Installing and loading the cryptographic device driver

You need an installed Linux kernel that includes the cryptographic device driver. This cryptographic device driver is normally included in the regular kernel package shipped with your Linux® distribution. Loading the cryptographic device driver is only required for earlier installations as described in this topic.

About this task

In earlier Linux distributions, the cryptographic device driver is shipped as a single module called z90crypt. In more recent distributions, the cryptographic device driver is shipped as set of modules with the ap module being the main module that triggers loading all required sub-modules. There is, however, an alias name z90crypt that links to the ap main module.
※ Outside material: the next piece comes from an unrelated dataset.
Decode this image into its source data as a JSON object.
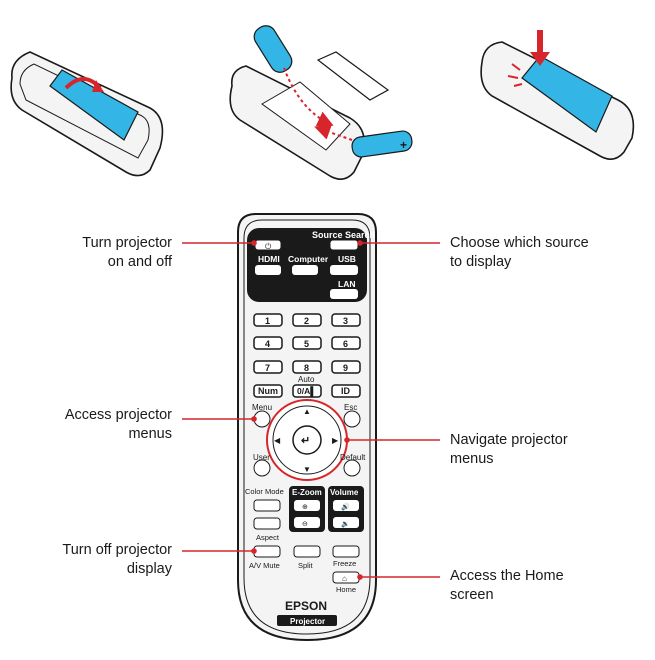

There are distributions using kernel levels starting with 4.10, that have basic cryptographic device driver support as part of the kernel (that is, the ap module is already compiled in the kernel). In this case, loading the ap main module with the modprobe command is no longer needed. In addition, the domain and poll_thread parameters are no longer module parameters, but kernel parameters. In this case, you can change the values directly via sysfs, or change as kernel parameters. Refer to the Device Drivers, Features, and Commands for kernel 4.12 or later on the developerWorks website for further information.

Procedure

  1. For installations with a loadable cryptographic device driver, use the lsmod command to find out if either the z90crypt or the ap module is already loaded.
  2. If required, use the modprobe command to load the z90crypt or ap module. When loading the z90crypt or ap module, you can use the following optional module parameters:
    domain=
    Use an integer that identifies the default cryptographic domain for the Linux instance. You define cryptographic domains in the LPAR activation profile on the HMC or SE. The default value (domain=autoselect) causes the device driver to choose one of the available domains automatically.
    Important: Be sure to enter an existing domain. The Trusted Key Entry workstation does not find the cryptographic adapters if a non-existing domain is entered here.

    After loading the device driver, use the lszcrypt command with the -b option to confirm that the correct domain is used. If your distribution does not include this command, see the version of Device Drivers, Features, and Commands that applies to your distribution about how to use the sysfs interface to find out the domain.

    If the cryptographic device driver is part of the kernel, you cannot unload it. In this case, you can directly edit domain settings via sysfs.

    poll_thread=
    enables the polling thread for instances of Linux on z/VM® and for Linux instances that run in LPAR mode on an IBM® mainframe earlier than z10.

    For Linux instances that run in LPAR mode on a z10 or later mainframe, this setting is ignored and AP interrupts are used instead.

    For more information about these module parameters, the polling thread, and AP interrupts, see the version of Device Drivers, Features, and Commands that applies to your distribution.

Results

The zcrypt device driver that contains the EP11 extension is loaded and lszcrypt displays the cryptographic adapters available to the Linux system.